Francis Koncilja says she can’t wait to get depositions from former Avon Mayor Ron Wolfe and council members Tamara Nottingham-Underwood and Kristi Ferraro.
She may get her chance soon. District Court Judge Tom Moorhead said Thursday he’d have no more delays and the trial would start as scheduled, Oct. 31.
“We’re talking about a community being held hostage by this litigation,” Moorhead said. “My docket’s time belongs to the community.”
The trial is scheduled to last almost a month, through Nov. 25.
“This case is going to go to trial on Oct. 31 and it will be concluded within the trial dates,” Moorhead said. “If that means we’re in court from 7 o’clock in the morning until 10 o’clock at night, that’s what we’re going to do.”
Moorhead said he spent Wednesday evening reviewing this case after he’d finished Wednesday’s criminal docket.
“The deadlines will be the deadlines,” Moorhead said. “If attorneys miss a filing deadline, those documents will be stricken.”
Since Avon and Magnus Lindholm’s Traer Creek started suing each other in 2008, the two sides have filed 204 transactions on thousands of pages of paper.
Moorhead said he expects more before the two sides go to war in his courtroom.
“Civil ligation grows and grows and grows until it’s obviously going to trial. Then it shrinks and shrinks and shrinks,” Moorhead said from the bench. “No matter the amount of paperwork and number of filings, the trial will go forward as scheduled.”
A six-month delay could cost Avon another $600,000, said Dean Heiser, the attorney representing Avon.
EAGLE – It’s great that the wheels of justice are spinning, but you really want to know what snarky, sarcastic things Traer Creek attorney Francis Koncilja and Avon’s attorney Dean Heiser said to each other, don’t you?
Koncilja: The town council, especially Nottingham and Ferraro, want to modify the annexation agreement, she says. She has not figured out a way to sue them personally because they have governmental immunity, but she does want to question them in a deposition, along with former Avon Mayor Ron Wolfe and others.
“My experience with cases like this, when people have to raise their right hands and swear they’re telling this truth, this type of gamesmanship falls away.”

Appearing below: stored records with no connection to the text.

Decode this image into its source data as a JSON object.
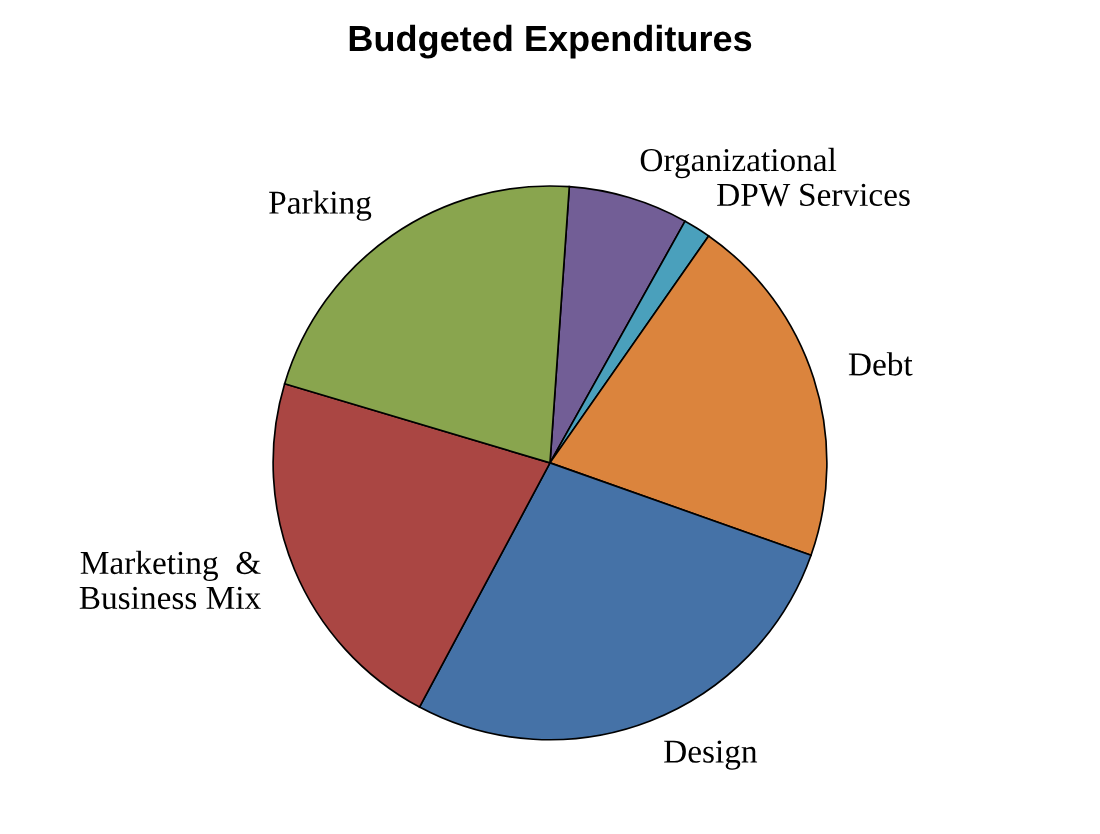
{
  "chart_data": {
    "type": "pie",
    "title": "Budgeted Expenditures",
    "categories": [
      "Organizational",
      "DPW Services",
      "Debt",
      "Design",
      "Marketing  &\nBusiness Mix",
      "Parking"
    ],
    "values": [
      7.0,
      1.6,
      20.7,
      27.4,
      21.8,
      21.5
    ],
    "colors": [
      "#725e96",
      "#4aa0bc",
      "#db843d",
      "#4572a7",
      "#aa4643",
      "#89a54e"
    ],
    "legend": false
  }
}
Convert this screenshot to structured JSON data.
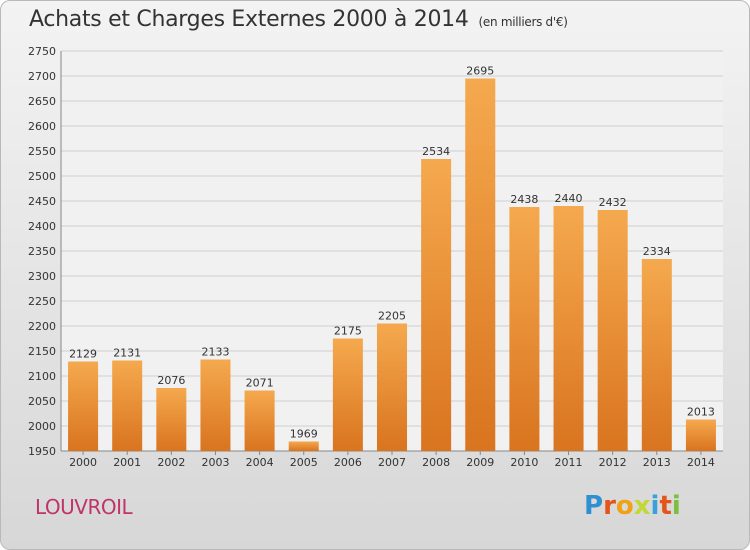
{
  "title": "Achats et Charges Externes 2000 à 2014",
  "subtitle": "(en milliers d'€)",
  "location": "LOUVROIL",
  "brand": {
    "letters": [
      "P",
      "r",
      "o",
      "x",
      "i",
      "t",
      "i"
    ],
    "colors": [
      "#2f8fd0",
      "#e4541b",
      "#f1a114",
      "#c2d834",
      "#3aa0d8",
      "#e4541b",
      "#7cbf3b"
    ]
  },
  "colors": {
    "bar_light": "#f5a94e",
    "bar_dark": "#d9741f",
    "grid": "#cfcfcf"
  },
  "chart_data": {
    "type": "bar",
    "title": "Achats et Charges Externes 2000 à 2014",
    "subtitle": "(en milliers d'€)",
    "xlabel": "",
    "ylabel": "",
    "categories": [
      "2000",
      "2001",
      "2002",
      "2003",
      "2004",
      "2005",
      "2006",
      "2007",
      "2008",
      "2009",
      "2010",
      "2011",
      "2012",
      "2013",
      "2014"
    ],
    "values": [
      2129,
      2131,
      2076,
      2133,
      2071,
      1969,
      2175,
      2205,
      2534,
      2695,
      2438,
      2440,
      2432,
      2334,
      2013
    ],
    "ylim": [
      1950,
      2750
    ],
    "yticks": [
      1950,
      2000,
      2050,
      2100,
      2150,
      2200,
      2250,
      2300,
      2350,
      2400,
      2450,
      2500,
      2550,
      2600,
      2650,
      2700,
      2750
    ],
    "grid": true,
    "data_labels": true
  }
}
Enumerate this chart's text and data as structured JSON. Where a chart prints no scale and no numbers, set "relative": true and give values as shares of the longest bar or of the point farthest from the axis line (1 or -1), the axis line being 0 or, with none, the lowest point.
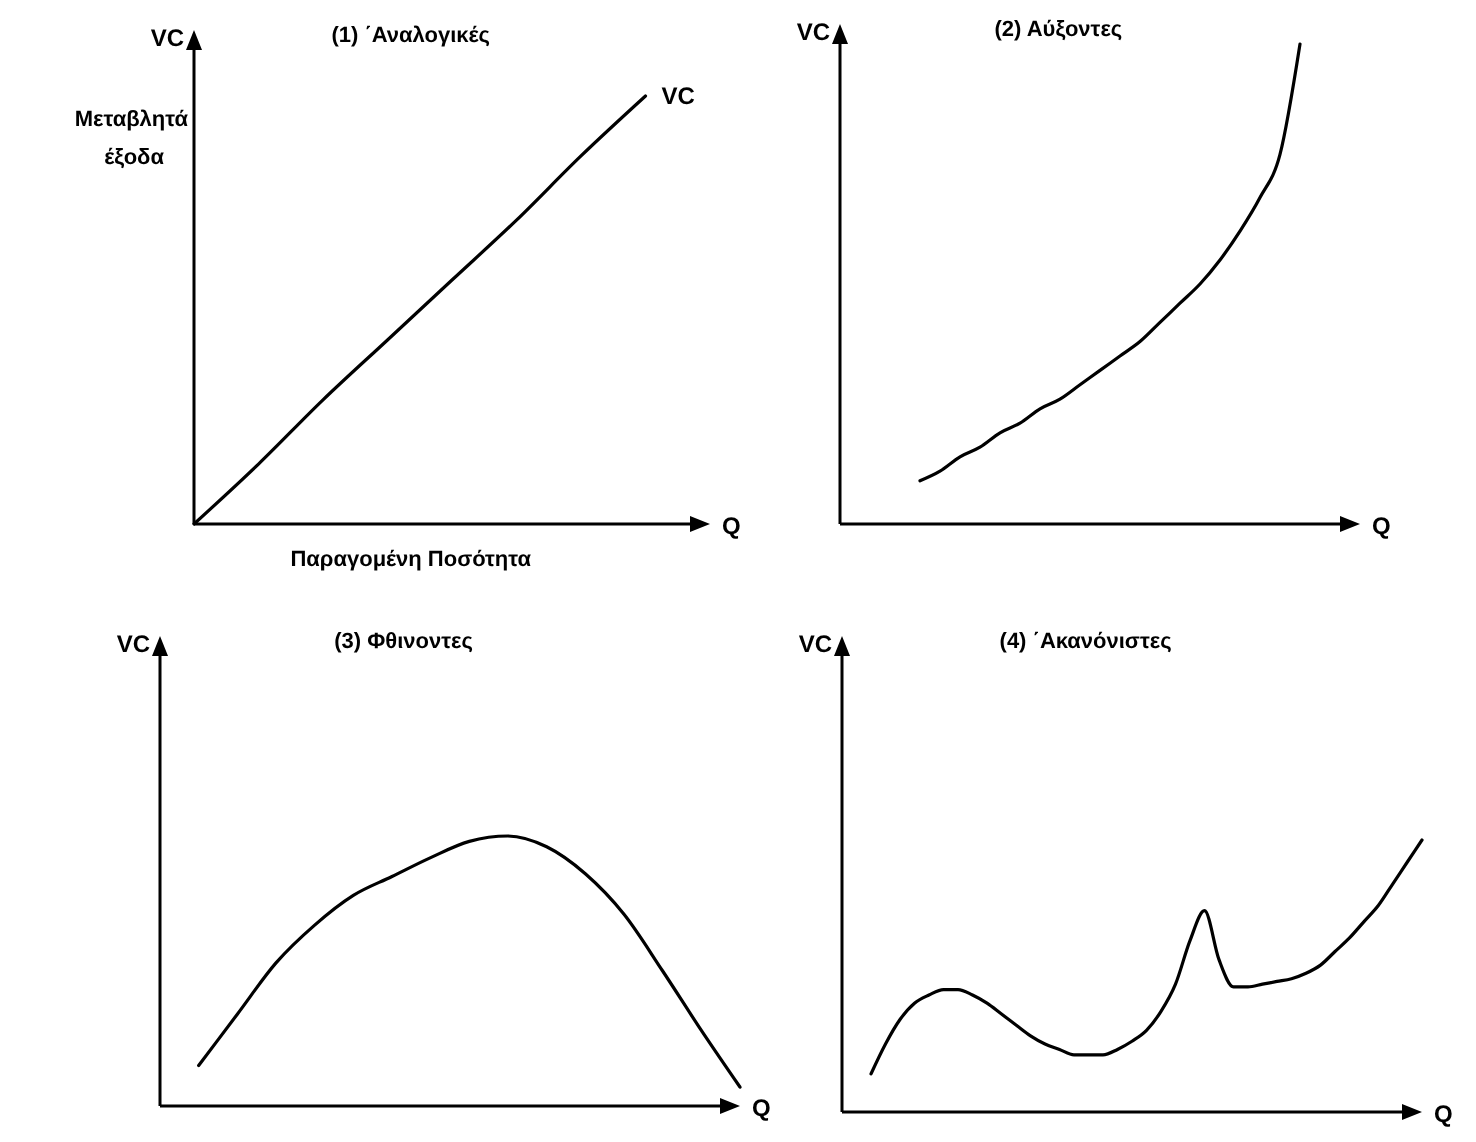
{
  "chart_data": [
    {
      "type": "line",
      "relative": true,
      "title": "(1) ΄Αναλογικές",
      "xlabel": "Q",
      "ylabel": "VC",
      "annotations": [
        "Μεταβλητά έξοδα",
        "Παραγομένη Ποσότητα"
      ],
      "categories": [
        null,
        null,
        null,
        null,
        null,
        null,
        null,
        null,
        null
      ],
      "series": [
        {
          "name": "VC",
          "color": "#000000",
          "values": [
            0,
            0.14,
            0.29,
            0.43,
            0.57,
            0.71,
            0.86,
            1,
            null
          ]
        }
      ]
    },
    {
      "type": "line",
      "relative": true,
      "title": "(2) Αύξοντες",
      "xlabel": "Q",
      "ylabel": "VC",
      "categories": [
        null,
        null,
        null,
        null,
        null,
        null,
        null,
        null,
        null,
        null,
        null,
        null,
        null,
        null,
        null,
        null,
        null,
        null,
        null,
        null,
        null,
        null,
        null,
        null,
        null,
        null,
        null
      ],
      "series": [
        {
          "color": "#000000",
          "values": [
            null,
            null,
            null,
            null,
            0.09,
            0.11,
            0.14,
            0.16,
            0.19,
            0.21,
            0.24,
            0.26,
            0.29,
            0.32,
            0.35,
            0.38,
            0.42,
            0.46,
            0.5,
            0.55,
            0.61,
            0.68,
            0.77,
            1,
            null,
            null,
            null
          ]
        }
      ]
    },
    {
      "type": "line",
      "relative": true,
      "title": "(3) Φθινοντες",
      "xlabel": "Q",
      "ylabel": "VC",
      "categories": [
        null,
        null,
        null,
        null,
        null,
        null,
        null,
        null,
        null,
        null,
        null,
        null,
        null,
        null,
        null,
        null
      ],
      "series": [
        {
          "color": "#000000",
          "values": [
            null,
            0.15,
            0.34,
            0.53,
            0.67,
            0.78,
            0.85,
            0.92,
            0.98,
            1,
            0.96,
            0.86,
            0.71,
            0.5,
            0.28,
            0.07
          ]
        }
      ]
    },
    {
      "type": "line",
      "relative": true,
      "title": "(4) ΄Ακανόνιστες",
      "xlabel": "Q",
      "ylabel": "VC",
      "categories": [
        null,
        null,
        null,
        null,
        null,
        null,
        null,
        null,
        null,
        null,
        null,
        null,
        null,
        null,
        null,
        null,
        null,
        null,
        null,
        null,
        null,
        null,
        null,
        null,
        null,
        null,
        null,
        null,
        null,
        null,
        null,
        null,
        null,
        null,
        null,
        null,
        null,
        null,
        null,
        null,
        null
      ],
      "series": [
        {
          "color": "#000000",
          "values": [
            null,
            null,
            0.14,
            0.25,
            0.34,
            0.4,
            0.43,
            0.45,
            0.45,
            0.43,
            0.4,
            0.36,
            0.32,
            0.28,
            0.25,
            0.23,
            0.21,
            0.21,
            0.21,
            0.23,
            0.26,
            0.3,
            0.37,
            0.47,
            0.63,
            0.74,
            0.56,
            0.46,
            0.46,
            0.47,
            0.48,
            0.49,
            0.51,
            0.54,
            0.59,
            0.64,
            0.7,
            0.76,
            0.84,
            0.92,
            1
          ]
        }
      ]
    }
  ]
}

Heiser: Koncilja asserts the town has been withholding information and obfuscating: “The town has produced some 100,000 records.”
Koncilja: “I think, very frankly, he has given me a lot of garbage.”
Heiser: “If Ms. Koncilja doesn’t think the information is there, then there is no information.”
Koncilja: “I’m now at the point where I don’t trust the other side,” she said, gesturing toward the town’s attorneys.
“The town, with these new claims, is playing Whack-A-Lindholm. These are some of the most creative pieces of pleading I’ve ever seen.”
Heiser gave Konciljas Good Friday and Easter Monday as options to take her depositions. She was offended, she told Moorhead, adding that it’s the same as her giving him no options but Yom Kippur.